Harrowing footage filmed by firefighters as they race to the scene of the Grenfell Tower inferno captures the moment they realise the entire block is alight.
During the video, seemingly taken on a smartphone from inside the cab of a fire engine, firefighters can be heard expressing their shock at the size of the blaze, according to the Daily Mail.
As the sirens blare out in the background, the brave firefighters can heard describing the fire, with one stating: "It's a Towering Inferno."
While the group discusses how the fire has jumped up through all the flats, one asks "how are we going to get in that?"
Some of those inside the truck cannot contain their disbelief, repeatedly uttering "Jesus Christ" and "oh my God".
"That's a block full of people," one firefighter yells.
"How the **** are we going to get in that," another asks.
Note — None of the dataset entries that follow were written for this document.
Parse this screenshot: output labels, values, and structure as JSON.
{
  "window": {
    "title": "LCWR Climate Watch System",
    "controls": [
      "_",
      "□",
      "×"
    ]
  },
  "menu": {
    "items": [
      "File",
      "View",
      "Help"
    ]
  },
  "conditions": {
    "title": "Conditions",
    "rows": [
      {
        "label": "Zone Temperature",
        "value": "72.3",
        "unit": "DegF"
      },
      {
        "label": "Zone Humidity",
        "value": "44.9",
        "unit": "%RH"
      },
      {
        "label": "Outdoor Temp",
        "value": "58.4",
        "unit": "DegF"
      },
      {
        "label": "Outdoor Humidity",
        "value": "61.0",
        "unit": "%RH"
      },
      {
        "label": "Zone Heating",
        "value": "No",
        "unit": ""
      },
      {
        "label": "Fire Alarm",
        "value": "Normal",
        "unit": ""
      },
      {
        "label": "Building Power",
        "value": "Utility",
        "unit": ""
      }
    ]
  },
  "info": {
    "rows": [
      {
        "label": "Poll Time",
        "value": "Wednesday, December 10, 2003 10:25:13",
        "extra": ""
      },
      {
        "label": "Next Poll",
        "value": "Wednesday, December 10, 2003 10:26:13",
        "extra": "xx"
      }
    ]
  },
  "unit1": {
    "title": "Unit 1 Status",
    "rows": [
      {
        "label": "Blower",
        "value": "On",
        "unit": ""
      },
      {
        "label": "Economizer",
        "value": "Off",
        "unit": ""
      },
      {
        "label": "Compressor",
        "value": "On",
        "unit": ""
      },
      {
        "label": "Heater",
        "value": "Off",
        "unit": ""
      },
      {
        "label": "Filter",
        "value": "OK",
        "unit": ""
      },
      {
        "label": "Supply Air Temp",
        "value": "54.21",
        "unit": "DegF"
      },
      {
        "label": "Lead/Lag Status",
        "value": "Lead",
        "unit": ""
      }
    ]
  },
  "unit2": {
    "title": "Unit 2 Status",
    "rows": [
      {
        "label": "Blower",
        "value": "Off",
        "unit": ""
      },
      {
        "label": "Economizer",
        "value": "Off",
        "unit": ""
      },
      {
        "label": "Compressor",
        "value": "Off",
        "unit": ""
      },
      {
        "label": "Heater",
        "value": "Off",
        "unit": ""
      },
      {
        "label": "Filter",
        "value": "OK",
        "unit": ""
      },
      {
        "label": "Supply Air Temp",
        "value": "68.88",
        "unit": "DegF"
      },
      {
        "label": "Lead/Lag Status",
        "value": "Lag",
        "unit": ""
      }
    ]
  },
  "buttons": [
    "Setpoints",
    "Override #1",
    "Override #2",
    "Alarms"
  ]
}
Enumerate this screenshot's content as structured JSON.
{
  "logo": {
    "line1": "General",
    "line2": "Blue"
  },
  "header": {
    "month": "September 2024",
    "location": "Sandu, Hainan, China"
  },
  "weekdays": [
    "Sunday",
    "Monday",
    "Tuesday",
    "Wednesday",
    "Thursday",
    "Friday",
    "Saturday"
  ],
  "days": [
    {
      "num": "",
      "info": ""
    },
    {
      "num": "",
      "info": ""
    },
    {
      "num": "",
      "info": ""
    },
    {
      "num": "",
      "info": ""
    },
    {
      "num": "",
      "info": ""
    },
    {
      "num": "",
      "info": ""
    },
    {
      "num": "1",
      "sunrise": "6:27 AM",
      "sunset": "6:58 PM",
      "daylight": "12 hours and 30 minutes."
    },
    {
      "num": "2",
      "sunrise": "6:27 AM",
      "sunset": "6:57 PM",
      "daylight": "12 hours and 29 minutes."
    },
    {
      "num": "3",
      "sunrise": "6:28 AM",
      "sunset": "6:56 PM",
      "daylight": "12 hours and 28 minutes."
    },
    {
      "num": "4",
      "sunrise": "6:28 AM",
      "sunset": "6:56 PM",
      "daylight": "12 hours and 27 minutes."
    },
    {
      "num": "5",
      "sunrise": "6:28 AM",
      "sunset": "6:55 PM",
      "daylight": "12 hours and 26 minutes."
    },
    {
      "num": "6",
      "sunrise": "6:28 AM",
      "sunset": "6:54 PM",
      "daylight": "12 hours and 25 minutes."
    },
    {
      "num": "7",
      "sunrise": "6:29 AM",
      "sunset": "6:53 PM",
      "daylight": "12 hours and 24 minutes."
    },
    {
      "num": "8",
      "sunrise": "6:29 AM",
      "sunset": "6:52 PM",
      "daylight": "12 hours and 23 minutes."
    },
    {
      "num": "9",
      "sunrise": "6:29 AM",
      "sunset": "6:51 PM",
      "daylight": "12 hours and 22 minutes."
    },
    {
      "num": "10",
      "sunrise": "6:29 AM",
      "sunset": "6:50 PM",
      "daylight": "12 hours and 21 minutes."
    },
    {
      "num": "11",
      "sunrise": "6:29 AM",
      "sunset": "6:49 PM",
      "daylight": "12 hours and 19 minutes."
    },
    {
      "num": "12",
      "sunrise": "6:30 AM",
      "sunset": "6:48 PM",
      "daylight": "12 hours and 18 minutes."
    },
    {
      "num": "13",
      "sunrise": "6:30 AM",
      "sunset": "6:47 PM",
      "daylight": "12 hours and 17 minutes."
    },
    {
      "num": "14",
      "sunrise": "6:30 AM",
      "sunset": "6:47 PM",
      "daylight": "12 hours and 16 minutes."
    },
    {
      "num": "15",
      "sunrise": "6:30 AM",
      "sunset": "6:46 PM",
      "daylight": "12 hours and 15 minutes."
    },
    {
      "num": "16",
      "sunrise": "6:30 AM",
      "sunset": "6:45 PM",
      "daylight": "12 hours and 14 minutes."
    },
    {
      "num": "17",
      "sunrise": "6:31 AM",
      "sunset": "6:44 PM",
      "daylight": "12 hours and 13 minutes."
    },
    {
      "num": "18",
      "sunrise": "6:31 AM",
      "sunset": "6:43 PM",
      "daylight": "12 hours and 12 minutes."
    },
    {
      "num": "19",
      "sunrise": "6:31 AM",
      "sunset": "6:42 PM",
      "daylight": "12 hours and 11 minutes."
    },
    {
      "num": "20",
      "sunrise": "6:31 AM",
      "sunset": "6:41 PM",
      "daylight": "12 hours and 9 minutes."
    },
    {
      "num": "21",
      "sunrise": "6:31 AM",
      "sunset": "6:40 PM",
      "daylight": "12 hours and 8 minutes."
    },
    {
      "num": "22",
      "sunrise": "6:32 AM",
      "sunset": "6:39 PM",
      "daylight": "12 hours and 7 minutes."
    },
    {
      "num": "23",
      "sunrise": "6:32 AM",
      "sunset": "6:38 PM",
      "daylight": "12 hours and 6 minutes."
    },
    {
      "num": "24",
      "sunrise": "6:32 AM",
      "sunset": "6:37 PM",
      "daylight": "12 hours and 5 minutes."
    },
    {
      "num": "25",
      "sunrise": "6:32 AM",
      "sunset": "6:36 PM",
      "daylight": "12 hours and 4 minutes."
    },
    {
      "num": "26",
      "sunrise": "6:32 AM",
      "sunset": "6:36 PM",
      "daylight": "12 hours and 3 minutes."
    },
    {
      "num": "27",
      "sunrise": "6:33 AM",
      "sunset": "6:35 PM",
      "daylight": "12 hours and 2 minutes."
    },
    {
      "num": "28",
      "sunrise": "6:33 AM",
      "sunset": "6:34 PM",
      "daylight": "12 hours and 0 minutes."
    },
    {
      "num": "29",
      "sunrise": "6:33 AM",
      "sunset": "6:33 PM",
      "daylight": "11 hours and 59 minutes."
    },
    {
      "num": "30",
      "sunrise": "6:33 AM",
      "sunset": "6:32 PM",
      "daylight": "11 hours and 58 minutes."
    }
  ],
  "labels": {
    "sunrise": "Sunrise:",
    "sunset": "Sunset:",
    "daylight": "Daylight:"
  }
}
It comes after it was revealed how firefighters successfully tackled the fridge fire and began to leave - only realising how quickly it had spread when they stepped outside.
Units were called to what they believed to be a standard fridge fire at the doomed high-rise, and within minutes told residents the fire in the flat was out.
The crew was leaving the building when firefighters outside spotted flames rising up the side of the building, BBC Panorama has uncovered.
The Fire Brigades Union says firefighters were left facing an unprecedented fire, and officers broke their own safety protocol to rescue people.
This morning, rescue teams were supported by local residents during an emotional minute's silence to remember the victims of the horrific blaze.
The London crews who fought to tackle the fire last week, and have since been carrying out the dreadful task of piecing through the ravaged tower block, stood in silence in the shadow of the building at 11am (local time).
Some were moved to tears and others embraced after the official death toll of the disaster rose to 79, with five victims having now been formally identified.
Metropolitan Police Commander Stuart Cundy said the death toll may still change, but not as significantly as it has in recent days.